Me: “Thats because dreams are reality and reality isnt much more than a dream”.
I take back my last post, this was even weirder. (It happened last night)
Me and a lady whom of which I have never met were chatting. I told her how my mom was in this food eating contest. She glanced over at it and pointed at my mom (not knowing it was my mother) and said,
“That lady can snort THAT up like caffiene!”
I looked at my mom, and she was eating roast beef
The lady looked older and had blonde hair if anyone cares xD
I had one a while ago… (it actually sounded pretty normal, knowing who the DC was supposed to represent).
Me: Hey! Do you have any tips [about LDs] for me?
My friend: Yeah, man, it’s all about like… dreaming and stuff. Hey, it was great talkin’ to ya – I’m gonna go snipe some people, k?

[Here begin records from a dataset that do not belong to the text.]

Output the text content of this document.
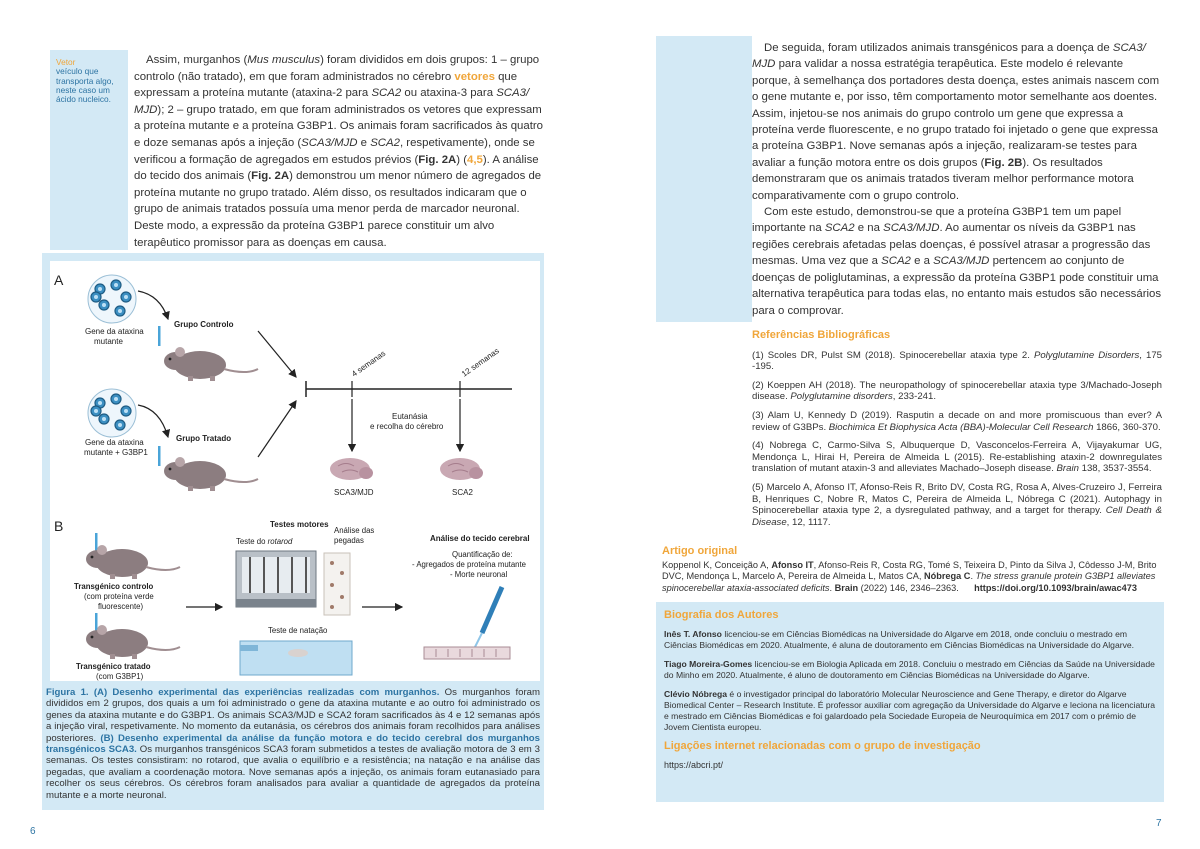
Vetor
veículo que transporta algo, neste caso um ácido nucleico.

Assim, murganhos (Mus musculus) foram divididos em dois grupos: 1 – grupo controlo (não tratado), em que foram administrados no cérebro vetores que expressam a proteína mutante (ataxina-2 para SCA2 ou ataxina-3 para SCA3/ MJD); 2 – grupo tratado, em que foram administrados os vetores que expressam a proteína mutante e a proteína G3BP1. Os animais foram sacrificados às quatro e doze semanas após a injeção (SCA3/MJD e SCA2, respetivamente), onde se verificou a formação de agregados em estudos prévios (Fig. 2A) (4,5). A análise do tecido dos animais (Fig. 2A) demonstrou um menor número de agregados de proteína mutante no grupo tratado. Além disso, os resultados indicaram que o grupo de animais tratados possuía uma menor perda de marcador neuronal. Deste modo, a expressão da proteína G3BP1 parece constituir um alvo terapêutico promissor para as doenças em causa.

A
Gene da ataxina mutante
Grupo Controlo
Gene da ataxina mutante + G3BP1
Grupo Tratado
4 semanas	12 semanas
Eutanásia e recolha do cérebro
SCA3/MJD	SCA2
B
Transgénico controlo
(com proteína verde fluorescente)
Transgénico tratado
(com G3BP1)
Testes motores
Teste do rotarod
Análise das pegadas
Teste de natação
Análise do tecido cerebral
Quantificação de: - Agregados de proteína mutante - Morte neuronal
Figura 1. (A) Desenho experimental das experiências realizadas com murganhos. Os murganhos foram divididos em 2 grupos, dos quais a um foi administrado o gene da ataxina mutante e ao outro foi administrado os genes da ataxina mutante e do G3BP1. Os animais SCA3/MJD e SCA2 foram sacrificados às 4 e 12 semanas após a injeção viral, respetivamente. No momento da eutanásia, os cérebros dos animais foram recolhidos para análises posteriores. (B) Desenho experimental da análise da função motora e do tecido cerebral dos murganhos transgénicos SCA3. Os murganhos transgénicos SCA3 foram submetidos a testes de avaliação motora de 3 em 3 semanas. Os testes consistiram: no rotarod, que avalia o equilíbrio e a resistência; na natação e na análise das pegadas, que avaliam a coordenação motora. Nove semanas após a injeção, os animais foram eutanasiado para recolher os seus cérebros. Os cérebros foram analisados para avaliar a quantidade de agregados da proteína mutante e a morte neuronal.
6

De seguida, foram utilizados animais transgénicos para a doença de SCA3/ MJD para validar a nossa estratégia terapêutica. Este modelo é relevante porque, à semelhança dos portadores desta doença, estes animais nascem com o gene mutante e, por isso, têm comportamento motor semelhante aos doentes. Assim, injetou-se nos animais do grupo controlo um gene que expressa a proteína verde fluorescente, e no grupo tratado foi injetado o gene que expressa a proteína G3BP1. Nove semanas após a injeção, realizaram-se testes para avaliar a função motora entre os dois grupos (Fig. 2B). Os resultados demonstraram que os animais tratados tiveram melhor performance motora comparativamente com o grupo controlo.

Com este estudo, demonstrou-se que a proteína G3BP1 tem um papel importante na SCA2 e na SCA3/MJD. Ao aumentar os níveis da G3BP1 nas regiões cerebrais afetadas pelas doenças, é possível atrasar a progressão das mesmas. Uma vez que a SCA2 e a SCA3/MJD pertencem ao conjunto de doenças de poliglutaminas, a expressão da proteína G3BP1 pode constituir uma alternativa terapêutica para todas elas, no entanto mais estudos são necessários para o comprovar.

Referências Bibliográficas

(1) Scoles DR, Pulst SM (2018). Spinocerebellar ataxia type 2. Polyglutamine Disorders, 175 -195.

(2) Koeppen AH (2018). The neuropathology of spinocerebellar ataxia type 3/Machado-Joseph disease. Polyglutamine disorders, 233-241.

(3) Alam U, Kennedy D (2019). Rasputin a decade on and more promiscuous than ever? A review of G3BPs. Biochimica Et Biophysica Acta (BBA)-Molecular Cell Research 1866, 360-370.

(4) Nobrega C, Carmo-Silva S, Albuquerque D, Vasconcelos-Ferreira A, Vijayakumar UG, Mendonça L, Hirai H, Pereira de Almeida L (2015). Re-establishing ataxin-2 downregulates translation of mutant ataxin-3 and alleviates Machado–Joseph disease. Brain 138, 3537-3554.

(5) Marcelo A, Afonso IT, Afonso-Reis R, Brito DV, Costa RG, Rosa A, Alves-Cruzeiro J, Ferreira B, Henriques C, Nobre R, Matos C, Pereira de Almeida L, Nóbrega C (2021). Autophagy in Spinocerebellar ataxia type 2, a dysregulated pathway, and a target for therapy. Cell Death & Disease, 12, 1117.

Artigo original
Koppenol K, Conceição A, Afonso IT, Afonso-Reis R, Costa RG, Tomé S, Teixeira D, Pinto da Silva J, Côdesso J-M, Brito DVC, Mendonça L, Marcelo A, Pereira de Almeida L, Matos CA, Nóbrega C. The stress granule protein G3BP1 alleviates spinocerebellar ataxia-associated deficits. Brain (2022) 146, 2346–2363. https://doi.org/10.1093/brain/awac473
Biografia dos Autores

Inês T. Afonso licenciou-se em Ciências Biomédicas na Universidade do Algarve em 2018, onde concluiu o mestrado em Ciências Biomédicas em 2020. Atualmente, é aluna de doutoramento em Ciências Biomédicas na Universidade do Algarve.

Tiago Moreira-Gomes licenciou-se em Biologia Aplicada em 2018. Concluiu o mestrado em Ciências da Saúde na Universidade do Minho em 2020. Atualmente, é aluno de doutoramento em Ciências Biomédicas na Universidade do Algarve.

Clévio Nóbrega é o investigador principal do laboratório Molecular Neuroscience and Gene Therapy, e diretor do Algarve Biomedical Center – Research Institute. É professor auxiliar com agregação da Universidade do Algarve e leciona na licenciatura e mestrado em Ciências Biomédicas e foi galardoado pela Sociedade Europeia de Neuroquímica em 2017 com o prémio de Jovem Cientista europeu.

Ligações internet relacionadas com o grupo de investigação
https://abcri.pt/
7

I had to laugh about this one… a few seconds later, one of the annoying DCs that was running around in the grass just DROPPED .
i’ve had a few strange incidences. i got onto a bus at school and i questioned the teacher about the backseat. he said: ‘Oh, that’s for (something). Do you want to try it?’ and there’s nothing on the seat…
heres one that confused me: me and a friend running around school when we see someone on a walkway.
my friend: hi!
me: hi God!
also after dreaming a lot about things from DragonBall Z, i’m in my kitchen with my family. then for no reason i ask ‘Is it true that Bardock was my father and was good but really killed people?’ they all look at me and start talking about sugar
I had a dream about an old lady on the bus who was yelling about how humans have committed atrocities against the planet. When I argued with her she got me kicked off the bus. The bus driver told me I was lucky he didn’t bash in my teeth. Freaky!
I had a dream where a lecturer from my uni was the leader of a bizarre dictatorship that ruled over a kingdom of children. In the dream he was running a seminar reminding the children to “be kind”.
I had a dream that there were two versions of my aunt and one of them got annoyed that I was showing the other too much attention. When I got annoyed and left my brother offered to take care of it. As I left I heard him say, “In the beginning, God created the heavens and the earth…”
I walk up some wooden steps onto a deck.
A lady with a huge mouth walk out of nowhere…
Me:Uh…Hi.
Girl:I like harry potter!
Me:I’m not harry potter!
Girl approaches me “I like harry potter!”,
Then I run off because I’m freaked out.